Overtime Threshold: DOL May Make Changes to Wage Level Soon
In recent comments to the House Education and Labor Committee, Secretary of Labor Marty Walsh said that the U.S. Department of Labor (DOL) is currently reviewing the salary threshold for eligible workers to qualify for overtime.
Find out what employers need to know about this possible change and when it could take place.
What Did the DOL Say About Increasing the Overtime Threshold?
In a piece published by Bloomberg Law, reporter Ben Penn wrote that Labor Secretary Marty Walsh said the department is reviewing the current salary threshold for overtime and may update the level based on its findings. Walsh said that the current level is “definitely” too low.
A change to the overtime threshold would mark the second time in as many years that the level has been adjusted. In the past two decades, the overtime threshold has become an especially contentious issue between Republicans and Democrats.
In 2016, the Obama administration sought to raise the threshold to approximately $47,500 and included a provision to automatically increase the salary limit every three years. But, this rule was blocked by a federal judge before it took effect. Then, in 2019, the Trump administration raised the level to its current rate of $35,568/year or $684/week, which took effect in 2020. This rule did not include a provision to automatically raise the threshold.
It appears the Biden administration may want to return to the approach nearly taken in 2016. Bloomberg Law reports that during the same committee hearing, Walsh indicated that the DOL thinks the rule should be reviewed—and possibly updated—regularly.
What is the Overtime Threshold?
The overtime threshold is a salary level that indicates which employees are eligible to receive overtime pay when they work more than 40 hours in a single week. This rate is calculated as one-and-a-half times their hourly pay beyond a standard 40-hour workweek.
In general, employees who make less than the annual or weekly threshold are considered non-exempt, which means they automatically qualify to receive overtime pay.
What is the Difference Between Exempt and Non-Exempt Employees?

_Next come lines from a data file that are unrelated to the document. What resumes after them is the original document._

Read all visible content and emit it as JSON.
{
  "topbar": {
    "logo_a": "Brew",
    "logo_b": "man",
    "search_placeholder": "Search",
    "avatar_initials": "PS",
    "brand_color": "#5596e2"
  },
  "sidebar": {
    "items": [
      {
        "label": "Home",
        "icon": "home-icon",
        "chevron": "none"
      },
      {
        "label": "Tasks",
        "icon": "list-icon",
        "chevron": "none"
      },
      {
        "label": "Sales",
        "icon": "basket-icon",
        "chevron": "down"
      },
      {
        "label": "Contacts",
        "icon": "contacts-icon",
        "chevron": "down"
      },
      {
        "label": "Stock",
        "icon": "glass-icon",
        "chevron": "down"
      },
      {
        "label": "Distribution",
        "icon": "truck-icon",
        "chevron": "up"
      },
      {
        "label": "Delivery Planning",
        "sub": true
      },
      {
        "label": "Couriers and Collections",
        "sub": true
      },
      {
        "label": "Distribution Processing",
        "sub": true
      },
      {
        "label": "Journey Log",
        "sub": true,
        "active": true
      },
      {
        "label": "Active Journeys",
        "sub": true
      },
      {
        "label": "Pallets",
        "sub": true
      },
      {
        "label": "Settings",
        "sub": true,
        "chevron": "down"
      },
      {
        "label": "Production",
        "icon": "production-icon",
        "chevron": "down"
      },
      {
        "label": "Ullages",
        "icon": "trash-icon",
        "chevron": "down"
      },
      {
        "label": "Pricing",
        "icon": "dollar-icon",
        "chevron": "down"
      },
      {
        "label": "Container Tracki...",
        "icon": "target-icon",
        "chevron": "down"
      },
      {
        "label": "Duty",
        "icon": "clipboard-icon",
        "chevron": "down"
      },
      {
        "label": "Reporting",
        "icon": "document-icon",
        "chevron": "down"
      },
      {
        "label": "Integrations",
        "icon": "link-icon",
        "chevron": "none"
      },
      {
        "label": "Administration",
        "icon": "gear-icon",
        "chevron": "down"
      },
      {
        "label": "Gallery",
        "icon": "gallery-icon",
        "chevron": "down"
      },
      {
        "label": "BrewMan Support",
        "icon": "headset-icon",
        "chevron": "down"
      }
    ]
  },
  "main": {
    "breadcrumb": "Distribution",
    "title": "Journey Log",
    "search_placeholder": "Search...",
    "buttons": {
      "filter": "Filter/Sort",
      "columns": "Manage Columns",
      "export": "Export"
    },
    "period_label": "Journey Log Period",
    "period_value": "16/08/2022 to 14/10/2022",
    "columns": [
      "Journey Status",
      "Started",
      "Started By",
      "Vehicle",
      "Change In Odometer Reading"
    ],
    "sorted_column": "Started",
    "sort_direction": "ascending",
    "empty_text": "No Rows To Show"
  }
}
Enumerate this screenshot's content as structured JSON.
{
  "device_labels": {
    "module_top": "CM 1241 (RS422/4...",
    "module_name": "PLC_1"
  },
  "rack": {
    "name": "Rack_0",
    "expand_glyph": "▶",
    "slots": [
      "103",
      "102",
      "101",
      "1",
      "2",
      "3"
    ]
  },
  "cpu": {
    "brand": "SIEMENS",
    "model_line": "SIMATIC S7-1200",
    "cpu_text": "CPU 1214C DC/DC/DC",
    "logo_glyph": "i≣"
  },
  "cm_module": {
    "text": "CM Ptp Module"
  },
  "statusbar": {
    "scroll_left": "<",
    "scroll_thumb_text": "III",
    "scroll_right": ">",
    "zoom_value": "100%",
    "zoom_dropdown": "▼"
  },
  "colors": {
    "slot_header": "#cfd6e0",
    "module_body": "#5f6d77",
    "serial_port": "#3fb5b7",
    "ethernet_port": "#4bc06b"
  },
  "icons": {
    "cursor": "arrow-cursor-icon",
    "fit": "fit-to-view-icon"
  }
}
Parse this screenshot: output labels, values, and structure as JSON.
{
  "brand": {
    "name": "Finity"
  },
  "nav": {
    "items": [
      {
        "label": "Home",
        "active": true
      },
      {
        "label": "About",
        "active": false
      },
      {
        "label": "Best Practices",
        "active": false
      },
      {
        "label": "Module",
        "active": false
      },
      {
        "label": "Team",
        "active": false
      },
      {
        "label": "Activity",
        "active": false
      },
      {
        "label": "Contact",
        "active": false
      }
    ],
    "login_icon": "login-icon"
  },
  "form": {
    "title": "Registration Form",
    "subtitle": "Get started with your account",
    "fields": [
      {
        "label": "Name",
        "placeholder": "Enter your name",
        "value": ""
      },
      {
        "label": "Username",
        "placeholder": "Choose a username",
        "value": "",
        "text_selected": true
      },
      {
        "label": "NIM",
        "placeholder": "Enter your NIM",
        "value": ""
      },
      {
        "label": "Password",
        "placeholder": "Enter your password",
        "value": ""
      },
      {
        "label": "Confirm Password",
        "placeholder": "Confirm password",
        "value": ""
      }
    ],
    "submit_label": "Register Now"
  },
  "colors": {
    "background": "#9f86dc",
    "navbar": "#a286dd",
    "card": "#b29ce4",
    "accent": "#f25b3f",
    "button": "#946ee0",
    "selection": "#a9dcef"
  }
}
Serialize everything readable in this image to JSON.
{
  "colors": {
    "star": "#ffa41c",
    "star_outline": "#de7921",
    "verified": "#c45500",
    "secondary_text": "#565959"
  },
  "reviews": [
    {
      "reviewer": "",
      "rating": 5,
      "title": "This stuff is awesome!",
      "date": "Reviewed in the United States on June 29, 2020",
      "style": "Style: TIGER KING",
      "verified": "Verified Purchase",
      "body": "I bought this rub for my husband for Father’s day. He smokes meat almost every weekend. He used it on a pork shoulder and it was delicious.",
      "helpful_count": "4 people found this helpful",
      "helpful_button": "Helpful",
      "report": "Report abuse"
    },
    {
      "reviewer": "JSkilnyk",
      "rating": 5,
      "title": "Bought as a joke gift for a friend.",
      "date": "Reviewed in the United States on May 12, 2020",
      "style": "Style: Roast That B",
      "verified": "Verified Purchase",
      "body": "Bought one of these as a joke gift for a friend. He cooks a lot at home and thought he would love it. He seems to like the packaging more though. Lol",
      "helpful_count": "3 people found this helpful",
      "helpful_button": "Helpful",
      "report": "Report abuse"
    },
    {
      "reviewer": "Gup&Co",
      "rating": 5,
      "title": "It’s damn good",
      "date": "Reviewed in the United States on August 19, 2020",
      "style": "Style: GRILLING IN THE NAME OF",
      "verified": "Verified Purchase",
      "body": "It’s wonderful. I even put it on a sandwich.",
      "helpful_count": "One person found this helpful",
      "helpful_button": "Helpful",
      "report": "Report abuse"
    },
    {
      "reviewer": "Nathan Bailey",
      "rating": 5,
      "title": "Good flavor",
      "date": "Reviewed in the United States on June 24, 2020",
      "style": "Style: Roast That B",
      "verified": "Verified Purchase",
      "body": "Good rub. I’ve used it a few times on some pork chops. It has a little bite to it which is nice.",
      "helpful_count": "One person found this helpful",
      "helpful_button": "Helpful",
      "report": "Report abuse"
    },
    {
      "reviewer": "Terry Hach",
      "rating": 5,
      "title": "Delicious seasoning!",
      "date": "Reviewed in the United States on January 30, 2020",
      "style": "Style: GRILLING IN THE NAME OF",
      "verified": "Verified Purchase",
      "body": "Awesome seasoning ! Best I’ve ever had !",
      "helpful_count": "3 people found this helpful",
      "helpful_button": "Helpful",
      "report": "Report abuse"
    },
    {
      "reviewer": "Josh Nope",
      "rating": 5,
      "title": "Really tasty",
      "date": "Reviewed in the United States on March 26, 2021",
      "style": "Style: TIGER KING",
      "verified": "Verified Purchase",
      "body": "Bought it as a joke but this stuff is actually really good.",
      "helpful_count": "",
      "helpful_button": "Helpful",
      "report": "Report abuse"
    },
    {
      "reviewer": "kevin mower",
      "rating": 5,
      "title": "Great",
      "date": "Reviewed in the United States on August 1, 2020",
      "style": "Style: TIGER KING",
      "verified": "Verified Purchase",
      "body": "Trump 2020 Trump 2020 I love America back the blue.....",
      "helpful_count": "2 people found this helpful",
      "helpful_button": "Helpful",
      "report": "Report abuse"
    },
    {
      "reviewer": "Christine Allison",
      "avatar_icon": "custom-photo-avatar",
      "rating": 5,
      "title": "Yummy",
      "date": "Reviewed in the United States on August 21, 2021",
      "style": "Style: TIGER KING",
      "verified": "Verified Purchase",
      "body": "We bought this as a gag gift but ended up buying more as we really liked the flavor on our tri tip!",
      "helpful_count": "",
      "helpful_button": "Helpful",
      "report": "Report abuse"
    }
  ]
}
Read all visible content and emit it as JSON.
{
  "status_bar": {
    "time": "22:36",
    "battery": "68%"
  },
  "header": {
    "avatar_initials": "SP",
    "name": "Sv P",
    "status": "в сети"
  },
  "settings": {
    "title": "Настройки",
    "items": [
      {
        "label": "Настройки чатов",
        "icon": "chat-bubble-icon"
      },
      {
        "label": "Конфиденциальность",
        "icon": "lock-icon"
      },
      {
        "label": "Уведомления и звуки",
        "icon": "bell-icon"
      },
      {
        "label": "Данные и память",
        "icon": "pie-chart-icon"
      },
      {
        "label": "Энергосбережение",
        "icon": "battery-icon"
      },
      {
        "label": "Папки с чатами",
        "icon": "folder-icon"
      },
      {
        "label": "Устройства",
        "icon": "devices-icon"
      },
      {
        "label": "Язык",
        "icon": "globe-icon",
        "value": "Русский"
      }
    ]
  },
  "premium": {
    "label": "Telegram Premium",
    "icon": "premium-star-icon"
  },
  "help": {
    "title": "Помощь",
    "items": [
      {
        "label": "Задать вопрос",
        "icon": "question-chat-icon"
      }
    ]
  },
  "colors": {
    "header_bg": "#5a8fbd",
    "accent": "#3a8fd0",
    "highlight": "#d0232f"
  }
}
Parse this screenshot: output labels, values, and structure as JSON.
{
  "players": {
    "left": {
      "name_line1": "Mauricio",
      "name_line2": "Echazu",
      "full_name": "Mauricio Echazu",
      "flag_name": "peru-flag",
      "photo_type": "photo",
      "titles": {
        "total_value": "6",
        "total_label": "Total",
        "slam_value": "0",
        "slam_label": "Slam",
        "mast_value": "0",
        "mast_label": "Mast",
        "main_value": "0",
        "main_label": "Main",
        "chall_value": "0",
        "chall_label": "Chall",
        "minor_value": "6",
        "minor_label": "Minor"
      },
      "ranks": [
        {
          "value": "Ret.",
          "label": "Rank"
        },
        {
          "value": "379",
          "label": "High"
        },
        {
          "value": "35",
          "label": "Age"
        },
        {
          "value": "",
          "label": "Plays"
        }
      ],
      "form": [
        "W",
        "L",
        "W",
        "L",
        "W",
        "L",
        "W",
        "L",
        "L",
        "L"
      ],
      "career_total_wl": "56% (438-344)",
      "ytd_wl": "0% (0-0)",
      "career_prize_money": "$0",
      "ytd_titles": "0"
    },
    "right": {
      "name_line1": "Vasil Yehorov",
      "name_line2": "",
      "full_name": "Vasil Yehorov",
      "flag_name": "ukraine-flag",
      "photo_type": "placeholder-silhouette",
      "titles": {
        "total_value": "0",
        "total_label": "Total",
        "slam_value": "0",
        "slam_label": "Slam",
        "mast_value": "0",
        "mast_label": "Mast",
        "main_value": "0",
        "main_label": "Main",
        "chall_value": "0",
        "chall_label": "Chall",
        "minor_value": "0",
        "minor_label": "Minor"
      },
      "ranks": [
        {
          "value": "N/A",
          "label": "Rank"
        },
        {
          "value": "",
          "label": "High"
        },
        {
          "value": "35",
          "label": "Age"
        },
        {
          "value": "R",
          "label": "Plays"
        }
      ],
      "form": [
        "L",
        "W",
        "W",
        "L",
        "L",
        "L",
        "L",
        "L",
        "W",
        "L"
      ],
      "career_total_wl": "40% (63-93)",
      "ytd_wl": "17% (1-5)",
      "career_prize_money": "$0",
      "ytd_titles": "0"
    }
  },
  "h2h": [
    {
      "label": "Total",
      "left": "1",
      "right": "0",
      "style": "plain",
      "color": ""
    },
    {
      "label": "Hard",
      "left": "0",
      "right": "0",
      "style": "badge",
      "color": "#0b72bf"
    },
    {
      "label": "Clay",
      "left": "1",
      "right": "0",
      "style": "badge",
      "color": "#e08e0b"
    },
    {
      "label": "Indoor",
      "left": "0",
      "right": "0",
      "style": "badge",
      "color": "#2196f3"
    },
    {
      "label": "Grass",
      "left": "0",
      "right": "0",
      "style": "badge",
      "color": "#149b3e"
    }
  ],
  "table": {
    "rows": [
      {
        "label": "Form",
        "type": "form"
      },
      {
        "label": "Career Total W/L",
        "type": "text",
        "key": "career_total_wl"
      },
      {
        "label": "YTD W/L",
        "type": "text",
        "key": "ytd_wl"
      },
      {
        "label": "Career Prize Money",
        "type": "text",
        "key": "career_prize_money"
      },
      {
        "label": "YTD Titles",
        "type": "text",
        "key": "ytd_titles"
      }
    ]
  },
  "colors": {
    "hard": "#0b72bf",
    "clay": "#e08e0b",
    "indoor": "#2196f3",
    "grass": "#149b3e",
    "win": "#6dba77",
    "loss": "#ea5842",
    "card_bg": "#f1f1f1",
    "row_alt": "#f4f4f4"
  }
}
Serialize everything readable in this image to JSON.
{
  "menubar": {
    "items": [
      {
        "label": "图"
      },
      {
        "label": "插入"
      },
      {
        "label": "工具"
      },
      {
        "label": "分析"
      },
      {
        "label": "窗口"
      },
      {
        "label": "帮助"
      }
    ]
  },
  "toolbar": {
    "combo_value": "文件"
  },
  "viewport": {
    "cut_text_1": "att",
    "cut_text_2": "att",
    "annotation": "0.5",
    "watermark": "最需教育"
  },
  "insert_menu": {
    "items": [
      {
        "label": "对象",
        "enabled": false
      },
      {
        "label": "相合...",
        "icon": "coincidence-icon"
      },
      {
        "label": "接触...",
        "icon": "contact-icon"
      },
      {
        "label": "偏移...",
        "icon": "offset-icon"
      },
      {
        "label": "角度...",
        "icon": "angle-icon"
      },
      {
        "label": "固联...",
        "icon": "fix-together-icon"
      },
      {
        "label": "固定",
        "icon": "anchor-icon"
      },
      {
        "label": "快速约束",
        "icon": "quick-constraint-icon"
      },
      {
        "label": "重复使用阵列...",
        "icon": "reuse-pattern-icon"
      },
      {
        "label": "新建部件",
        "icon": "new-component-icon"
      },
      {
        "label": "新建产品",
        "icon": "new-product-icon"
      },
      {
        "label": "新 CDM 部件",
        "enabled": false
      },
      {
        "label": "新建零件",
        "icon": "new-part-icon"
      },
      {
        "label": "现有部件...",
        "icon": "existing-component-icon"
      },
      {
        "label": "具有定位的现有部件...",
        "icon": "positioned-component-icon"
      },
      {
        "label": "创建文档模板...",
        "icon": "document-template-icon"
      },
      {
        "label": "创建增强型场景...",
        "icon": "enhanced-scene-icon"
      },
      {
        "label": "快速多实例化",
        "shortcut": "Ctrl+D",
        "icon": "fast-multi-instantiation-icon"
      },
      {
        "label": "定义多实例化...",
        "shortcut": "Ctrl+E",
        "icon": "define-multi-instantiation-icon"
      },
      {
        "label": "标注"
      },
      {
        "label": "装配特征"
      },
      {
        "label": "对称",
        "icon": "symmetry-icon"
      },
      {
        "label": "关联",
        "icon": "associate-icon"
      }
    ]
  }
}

The Fair Labor Standards Act (FLSA) protects non-exempt employees and requires employers by law to pay non-exempt employees overtime for every hour worked over 40 hours. These laws assure fair workplace standards and require employers to post overtime and minimum wage standards in high-traffic, visible areas in the workplace.
On the other hand, exempt employees do not qualify to receive overtime pay. Certain job duties qualify individuals for exempt status, such as executive, administrative, professional, computer, and outside sales roles.
Workers who receive annual compensation of $107,432 are considered Highly Compensated Employees and are also classified as exempt if they regularly perform at least one of the duties of an exempt executive, administrative, or professional employee. To learn more about these exemptions, review the following resource from the DOL.
What is the Current Overtime Threshold?
Currently, the overtime income threshold stands at $35,568/year or $684/week, which means that people who earn less than $35,568/year or $684/week automatically qualify for overtime. On a federal level, there is no maximum limit to overtime unless an individual is younger than 16 years old.
Meanwhile, because exempt employees are not covered by the FLSA, they aren’t eligible for overtime pay. Employees also must not fall under any of the other exemptions set forth by the DOL.
What Should Employers Do About This Overtime Threshold Update?
The DOL is simply reviewing the rule, which means there’s not much that employers can do until it’s officially changed. With that said, if and when the threshold is updated, many employers may need to rework budgets to account for new required overtime wages.
For example, if an organization employs 10 people who make $40,000 annually but the threshold is raised to $45,000, these employees may need to be compensated with overtime wages if they work more than 40 hours in a workweek. In the meantime, employers should stay on top of the latest DOL updates in case the agency decides to adjust the threshold.